A mature, often dark singer enjoying his mastery
Santa Fe Listener | Santa Fe, NM USA | 12/09/2009
(5 out of 5 stars)
"Matthias Goerne has a large fan base and much critical acclaim, but even with these advantages and his honeyed voice, it's risky to record a dozen Schubert CDs. He won't be covering every song suitable for the male voice, as Fischer-Dieskau did for DG, so completists won't be attracted on that score. The artistry of each installment will have to speak for itself. So far, it has, and using different pianists as collaborators has helped leaven the sameness of the first four editions. This time we get the noted German conductor Ingo Metzmacher, who proves to be capable and thoroughly musical, if not exactly a revelation. The theme centers on the ancient world of Greece (or Griechenland as the first, haunting song has it).

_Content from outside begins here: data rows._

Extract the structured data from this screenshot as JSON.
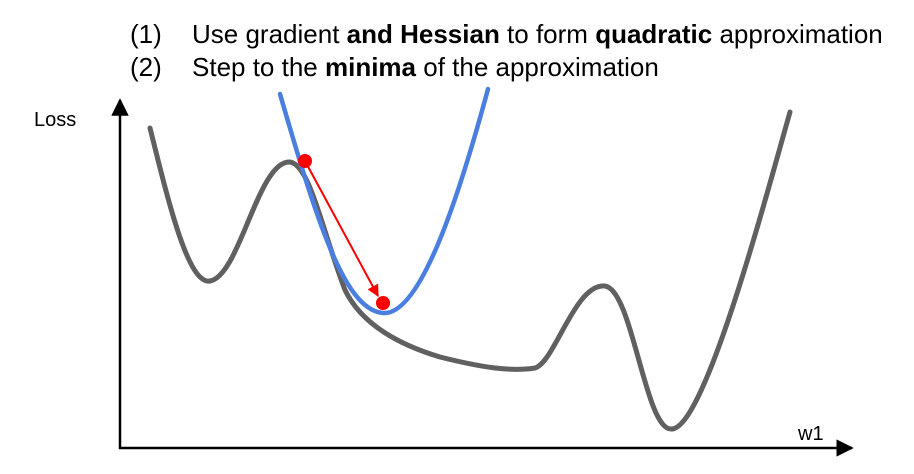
{
  "steps": [
    {
      "number": "(1)",
      "parts": [
        {
          "text": "Use gradient ",
          "bold": false
        },
        {
          "text": "and Hessian",
          "bold": true
        },
        {
          "text": " to form ",
          "bold": false
        },
        {
          "text": "quadratic",
          "bold": true
        },
        {
          "text": " approximation",
          "bold": false
        }
      ]
    },
    {
      "number": "(2)",
      "parts": [
        {
          "text": "Step to the ",
          "bold": false
        },
        {
          "text": "minima",
          "bold": true
        },
        {
          "text": " of the approximation",
          "bold": false
        }
      ]
    }
  ],
  "axes": {
    "y_label": "Loss",
    "x_label": "w1"
  },
  "colors": {
    "loss_curve": "#606060",
    "quadratic": "#4a7fe0",
    "step": "#ff0000",
    "axis": "#000000"
  }
}
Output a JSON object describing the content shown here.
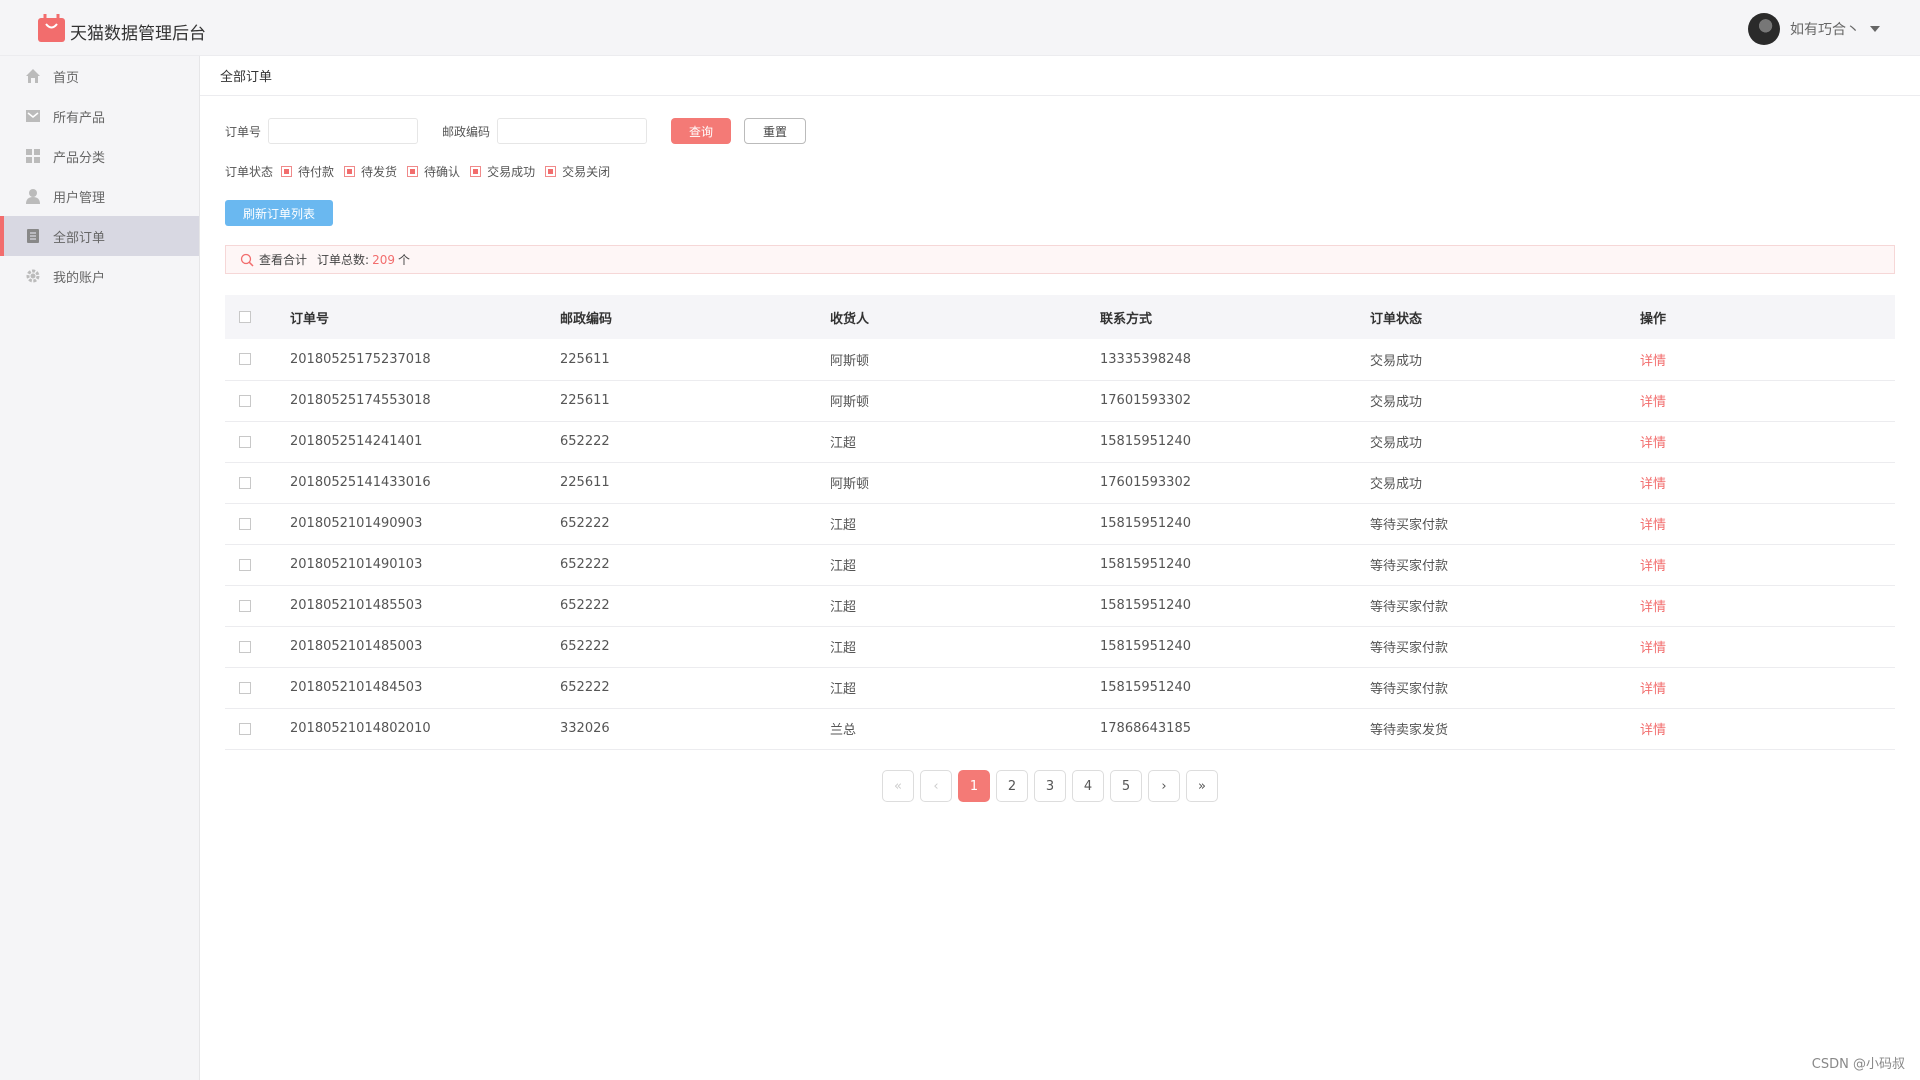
{
  "header": {
    "title": "天猫数据管理后台",
    "user": "如有巧合丶"
  },
  "sidebar": {
    "items": [
      {
        "label": "首页",
        "icon": "home-icon"
      },
      {
        "label": "所有产品",
        "icon": "product-icon"
      },
      {
        "label": "产品分类",
        "icon": "category-icon"
      },
      {
        "label": "用户管理",
        "icon": "user-icon"
      },
      {
        "label": "全部订单",
        "icon": "order-icon",
        "active": true
      },
      {
        "label": "我的账户",
        "icon": "gear-icon"
      }
    ]
  },
  "page": {
    "title": "全部订单"
  },
  "filters": {
    "order_label": "订单号",
    "order_value": "",
    "zip_label": "邮政编码",
    "zip_value": "",
    "query_label": "查询",
    "reset_label": "重置",
    "status_label": "订单状态",
    "status_options": [
      "待付款",
      "待发货",
      "待确认",
      "交易成功",
      "交易关闭"
    ],
    "refresh_label": "刷新订单列表"
  },
  "summary": {
    "prefix": "查看合计",
    "label": "订单总数:",
    "count": "209",
    "unit": "个"
  },
  "table": {
    "headers": [
      "订单号",
      "邮政编码",
      "收货人",
      "联系方式",
      "订单状态",
      "操作"
    ],
    "rows": [
      {
        "order": "20180525175237018",
        "zip": "225611",
        "name": "阿斯顿",
        "phone": "13335398248",
        "status": "交易成功",
        "status_type": "success",
        "action": "详情"
      },
      {
        "order": "20180525174553018",
        "zip": "225611",
        "name": "阿斯顿",
        "phone": "17601593302",
        "status": "交易成功",
        "status_type": "success",
        "action": "详情"
      },
      {
        "order": "2018052514241401",
        "zip": "652222",
        "name": "江超",
        "phone": "15815951240",
        "status": "交易成功",
        "status_type": "success",
        "action": "详情"
      },
      {
        "order": "20180525141433016",
        "zip": "225611",
        "name": "阿斯顿",
        "phone": "17601593302",
        "status": "交易成功",
        "status_type": "success",
        "action": "详情"
      },
      {
        "order": "2018052101490903",
        "zip": "652222",
        "name": "江超",
        "phone": "15815951240",
        "status": "等待买家付款",
        "status_type": "pay",
        "action": "详情"
      },
      {
        "order": "2018052101490103",
        "zip": "652222",
        "name": "江超",
        "phone": "15815951240",
        "status": "等待买家付款",
        "status_type": "pay",
        "action": "详情"
      },
      {
        "order": "2018052101485503",
        "zip": "652222",
        "name": "江超",
        "phone": "15815951240",
        "status": "等待买家付款",
        "status_type": "pay",
        "action": "详情"
      },
      {
        "order": "2018052101485003",
        "zip": "652222",
        "name": "江超",
        "phone": "15815951240",
        "status": "等待买家付款",
        "status_type": "pay",
        "action": "详情"
      },
      {
        "order": "2018052101484503",
        "zip": "652222",
        "name": "江超",
        "phone": "15815951240",
        "status": "等待买家付款",
        "status_type": "pay",
        "action": "详情"
      },
      {
        "order": "20180521014802010",
        "zip": "332026",
        "name": "兰总",
        "phone": "17868643185",
        "status": "等待卖家发货",
        "status_type": "ship",
        "action": "详情"
      }
    ]
  },
  "pagination": {
    "first": "«",
    "prev": "‹",
    "next": "›",
    "last": "»",
    "pages": [
      "1",
      "2",
      "3",
      "4",
      "5"
    ],
    "current": "1"
  },
  "watermark": "CSDN @小码叔",
  "colors": {
    "accent": "#f26d6d",
    "success": "#8bc38b",
    "pending": "#d9ac84",
    "ship": "#f0a060",
    "refresh": "#6ab8f0"
  }
}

I'm no specialist, but as a lover of Schubert lieder, I recognized as old favorites about a third of the songs presented here, and about an equal number were completely new, including the paired Heliopolis songs, D. 753 and D. 754, that give the album its title. I am an on-again, off-again fan of Goerne's smooth, creamy delivery, and having heard him now in over a hundred lieder since the series began, I find it harder to find much variety. Yet I must hasten to add that this is singing of a very accomplished order -- it's not as if Goerne has to worry about close rivals except for a veteran like Thomas Hampson. I wish he weren't so eternally serious, to the point of grimness, in this repertoire. Schubert has lightness as one of his main characteristics, but Goerne is never carefree, even when Schubert is. The cursed Orestes is meat for him, or any song that's tragic, gloomy, declamatory, or lamenting.
In short, Goerne likes to stay on the dark side, and as a result, his Schubert can grow wearisome. Take his intense artistry a few songs at a time, and you find an exceptional singer enjoying the fruits of his maturity."